Menachem Begin desplegó toda su energía para eludir estas rigurosas normas. Se unió a la organización nacional de combatientes Irgun Zvai Leumi, y pronto se convirtió en su líder.

Durante los primeros años el Irgun colaboró con las autoridades británicas en la lucha contra el nazismo alemán.

Sin embargo, cuando los británicos, a pesar del sistemático exterminio nazi de los judíos europeos, persistieron en mantener su política de inmigración para Palestina, el Irgun adoptó una línea más obstinada bajo el liderazgo de Begin, exigiendo ahora no sólo una puerta abierta para los refugiados judíos, sino también el derecho al establecimiento de un estado judío independiente.

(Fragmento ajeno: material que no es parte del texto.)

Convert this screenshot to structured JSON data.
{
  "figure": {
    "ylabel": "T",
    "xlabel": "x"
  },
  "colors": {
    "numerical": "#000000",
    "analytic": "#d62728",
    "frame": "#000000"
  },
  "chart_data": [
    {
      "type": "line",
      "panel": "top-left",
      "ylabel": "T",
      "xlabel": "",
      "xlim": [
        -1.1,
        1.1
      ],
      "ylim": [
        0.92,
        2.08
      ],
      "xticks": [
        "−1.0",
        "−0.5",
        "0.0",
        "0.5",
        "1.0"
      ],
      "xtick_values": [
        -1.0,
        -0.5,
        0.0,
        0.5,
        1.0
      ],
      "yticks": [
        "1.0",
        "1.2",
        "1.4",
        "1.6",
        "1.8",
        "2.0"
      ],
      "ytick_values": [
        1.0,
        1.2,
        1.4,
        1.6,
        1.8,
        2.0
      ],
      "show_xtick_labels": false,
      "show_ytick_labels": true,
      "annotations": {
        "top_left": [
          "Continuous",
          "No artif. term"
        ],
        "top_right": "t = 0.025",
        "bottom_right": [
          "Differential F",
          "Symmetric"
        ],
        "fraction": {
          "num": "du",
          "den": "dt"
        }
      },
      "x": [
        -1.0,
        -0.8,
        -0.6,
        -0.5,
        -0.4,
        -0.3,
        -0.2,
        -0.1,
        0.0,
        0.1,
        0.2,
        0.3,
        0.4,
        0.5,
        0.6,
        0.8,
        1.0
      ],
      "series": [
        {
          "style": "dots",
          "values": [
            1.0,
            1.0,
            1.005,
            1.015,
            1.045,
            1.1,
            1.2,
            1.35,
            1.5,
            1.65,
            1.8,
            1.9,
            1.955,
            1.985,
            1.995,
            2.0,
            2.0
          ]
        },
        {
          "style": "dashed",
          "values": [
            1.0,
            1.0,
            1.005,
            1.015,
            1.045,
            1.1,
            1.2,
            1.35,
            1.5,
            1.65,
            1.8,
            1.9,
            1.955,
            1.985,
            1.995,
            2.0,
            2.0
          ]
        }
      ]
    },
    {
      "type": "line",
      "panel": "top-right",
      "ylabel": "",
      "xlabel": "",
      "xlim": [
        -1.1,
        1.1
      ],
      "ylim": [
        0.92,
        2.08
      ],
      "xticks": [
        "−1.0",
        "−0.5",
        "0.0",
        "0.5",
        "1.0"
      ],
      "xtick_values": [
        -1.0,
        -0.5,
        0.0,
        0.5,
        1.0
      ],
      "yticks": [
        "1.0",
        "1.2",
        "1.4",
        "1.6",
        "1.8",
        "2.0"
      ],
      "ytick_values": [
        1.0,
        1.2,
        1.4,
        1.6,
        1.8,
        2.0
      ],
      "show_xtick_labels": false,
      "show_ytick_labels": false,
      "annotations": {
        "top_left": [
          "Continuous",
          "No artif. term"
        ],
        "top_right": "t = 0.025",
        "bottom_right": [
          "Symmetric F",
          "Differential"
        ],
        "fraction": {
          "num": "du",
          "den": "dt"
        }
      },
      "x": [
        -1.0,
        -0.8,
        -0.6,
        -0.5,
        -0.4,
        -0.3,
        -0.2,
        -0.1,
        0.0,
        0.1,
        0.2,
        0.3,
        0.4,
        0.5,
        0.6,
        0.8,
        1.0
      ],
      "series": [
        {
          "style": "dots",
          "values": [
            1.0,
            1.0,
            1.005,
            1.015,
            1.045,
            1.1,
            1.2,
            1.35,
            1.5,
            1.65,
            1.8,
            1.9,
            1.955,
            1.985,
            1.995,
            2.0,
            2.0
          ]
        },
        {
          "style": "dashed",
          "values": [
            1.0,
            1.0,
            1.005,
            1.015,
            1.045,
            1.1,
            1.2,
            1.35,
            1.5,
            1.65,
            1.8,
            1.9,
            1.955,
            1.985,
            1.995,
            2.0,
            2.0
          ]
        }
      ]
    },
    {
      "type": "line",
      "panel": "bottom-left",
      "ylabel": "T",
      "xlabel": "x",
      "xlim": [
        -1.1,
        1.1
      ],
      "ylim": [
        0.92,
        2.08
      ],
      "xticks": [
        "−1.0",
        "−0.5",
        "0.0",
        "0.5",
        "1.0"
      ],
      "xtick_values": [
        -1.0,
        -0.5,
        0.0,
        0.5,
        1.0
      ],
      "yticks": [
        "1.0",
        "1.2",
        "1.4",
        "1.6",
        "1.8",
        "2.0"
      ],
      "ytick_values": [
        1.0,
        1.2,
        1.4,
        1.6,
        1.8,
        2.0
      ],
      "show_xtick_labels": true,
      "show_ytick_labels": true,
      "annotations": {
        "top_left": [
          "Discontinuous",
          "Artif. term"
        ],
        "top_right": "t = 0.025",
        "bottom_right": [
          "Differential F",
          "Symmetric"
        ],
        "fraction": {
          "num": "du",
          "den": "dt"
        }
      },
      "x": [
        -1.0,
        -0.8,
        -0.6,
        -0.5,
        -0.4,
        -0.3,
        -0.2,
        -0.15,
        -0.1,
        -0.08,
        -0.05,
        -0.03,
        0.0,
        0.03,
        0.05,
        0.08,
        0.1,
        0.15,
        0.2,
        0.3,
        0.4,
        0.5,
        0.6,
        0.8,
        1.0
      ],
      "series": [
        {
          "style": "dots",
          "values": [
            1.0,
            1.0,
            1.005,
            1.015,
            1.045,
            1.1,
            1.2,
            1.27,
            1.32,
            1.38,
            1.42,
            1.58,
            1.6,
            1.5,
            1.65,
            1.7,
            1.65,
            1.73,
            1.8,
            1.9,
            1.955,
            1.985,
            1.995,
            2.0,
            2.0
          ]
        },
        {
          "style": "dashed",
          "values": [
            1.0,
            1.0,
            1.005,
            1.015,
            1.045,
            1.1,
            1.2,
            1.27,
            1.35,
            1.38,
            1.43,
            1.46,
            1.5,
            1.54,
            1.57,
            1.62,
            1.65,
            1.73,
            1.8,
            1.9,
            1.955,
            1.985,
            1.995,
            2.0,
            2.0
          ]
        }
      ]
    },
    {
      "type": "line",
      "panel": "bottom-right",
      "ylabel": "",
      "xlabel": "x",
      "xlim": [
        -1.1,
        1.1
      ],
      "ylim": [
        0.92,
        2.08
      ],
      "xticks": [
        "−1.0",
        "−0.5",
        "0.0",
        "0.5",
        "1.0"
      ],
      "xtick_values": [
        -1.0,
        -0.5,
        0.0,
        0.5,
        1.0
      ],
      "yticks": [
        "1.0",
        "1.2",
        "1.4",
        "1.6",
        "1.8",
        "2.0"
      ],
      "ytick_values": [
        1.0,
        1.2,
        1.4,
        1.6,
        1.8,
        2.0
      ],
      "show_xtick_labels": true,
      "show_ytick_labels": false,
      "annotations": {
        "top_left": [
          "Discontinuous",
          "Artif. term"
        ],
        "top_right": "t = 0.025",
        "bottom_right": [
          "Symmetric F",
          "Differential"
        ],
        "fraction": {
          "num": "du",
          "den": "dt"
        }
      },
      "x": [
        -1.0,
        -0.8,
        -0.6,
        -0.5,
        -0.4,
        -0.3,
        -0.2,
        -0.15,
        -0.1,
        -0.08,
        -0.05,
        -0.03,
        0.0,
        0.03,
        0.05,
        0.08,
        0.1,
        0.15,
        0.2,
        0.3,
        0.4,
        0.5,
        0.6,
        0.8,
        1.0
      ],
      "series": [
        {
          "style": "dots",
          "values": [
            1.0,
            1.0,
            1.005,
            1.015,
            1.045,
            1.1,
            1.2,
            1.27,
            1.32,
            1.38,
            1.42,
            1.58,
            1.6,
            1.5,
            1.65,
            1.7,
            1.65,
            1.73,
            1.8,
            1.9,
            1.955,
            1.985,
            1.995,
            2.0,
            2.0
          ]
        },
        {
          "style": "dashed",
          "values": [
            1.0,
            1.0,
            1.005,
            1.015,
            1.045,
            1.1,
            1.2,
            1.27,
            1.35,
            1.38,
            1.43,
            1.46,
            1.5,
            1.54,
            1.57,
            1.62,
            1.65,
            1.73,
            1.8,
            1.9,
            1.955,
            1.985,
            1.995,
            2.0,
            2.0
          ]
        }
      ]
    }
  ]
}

Desde entonces y hasta 1947, Begin y el movimiento clandestino Irgun libraron una lucha implacable contra la administración británica. En un momento dado, las autoridades británicas fijaron un precio de 30.000 libras por su cabeza.

En 1947, cuando estallaron los combates entre árabes y judíos, el Irgun fue finalmente reconocido por las autoridades judías y se integró como unidad regular en la organización militar judía Haganah.

Cuando el Estado de Israel se hizo realidad en 1948, Begin fundó su propio partido político, Herut, que se oponía radicalmente al Partido Laborista Israelí, Mapai, dirigido por Ben Gurion.

En las elecciones de 1977, la alianza conservadora conocida como Likud obtuvo una importante victoria política, y el 21 de junio de 1977, Menachem Begin se convirtió en primer ministro de Israel, y fue él quien, en nombre del Estado de Israel, aceptó la mano tendida del presidente Sadat.

Egipto e Israel disfrutan ahora de la perspectiva de poner fin a treinta años de hostilidad interrumpida únicamente por breves intervalos de tregua.

Hay que resolver complejos problemas de derecho internacional -así como problemas militares y económicos- y barrer viejas sospechas y prejuicios.

Es fácil exponer la naturaleza de esta formidable tarea. Pero, ¿puede resolverse, pueden crearse relaciones totalmente nuevas entre los pueblos en una zona en la que durante décadas la sombra de la guerra ha eclipsado toda esperanza?

En su histórico discurso ante la Knesset, el hoy galardonado con el Premio de la Paz, Anwar al-Sadat, respondió a esta pregunta con las siguientes palabras:

«Les digo sinceramente: tenemos hoy ante nosotros una oportunidad para la paz que el tiempo no volverá a repetir y debemos aprovecharla si realmente nos tomamos en serio la lucha por la paz. Si debilitamos o desperdiciamos esta oportunidad acabaremos en un nuevo baño de sangre; quien se haya conjurado para perderla tendrá sobre su cabeza la maldición de la humanidad y de la historia.»

En la misma ocasión, el otro galardonado de hoy, el Primer Ministro Menachem Begin, expresó su propia opinión sobre las potencialidades de la paz:

«Creemos que si logramos la paz, la verdadera paz, podremos ayudarnos mutuamente en todos los ámbitos de la vida, y se abrirá una nueva era en Oriente Medio: una era de florecimiento y crecimiento, de desarrollo y progreso y avance, como en los tiempos antiguos …»

Los hombres de buena voluntad de todo el mundo seguirán ahora en sus pensamientos a estos dos galardonados en sus esfuerzos por resolver esta gran tarea de establecer la paz.

Este es un deseo que se ha expresado en el acuerdo de Camp David:

«Los pueblos de Oriente Medio anhelan la paz, para que los vastos recursos humanos y naturales de la región puedan destinarse a la búsqueda de la paz y para que esta zona se convierta en un modelo de coexistencia y cooperación entre las naciones»

Hoy, en todo el mundo, celebramos el trigésimo aniversario de la Declaración Universal de los Derechos Humanos.

Permítanme expresar la esperanza de que esta ceremonia del Premio Nobel de la Paz, celebrada en nuestro pequeño e invernal país, escondido cerca del Círculo Polar Ártico, sea un recordatorio duradero para el mundo de que fue aquí donde los representantes de Egipto e Israel se estrecharon la mano al celebrar la mayor de las victorias: la conciliación y la paz duradera basada en el respeto de los derechos humanos y la dignidad humana.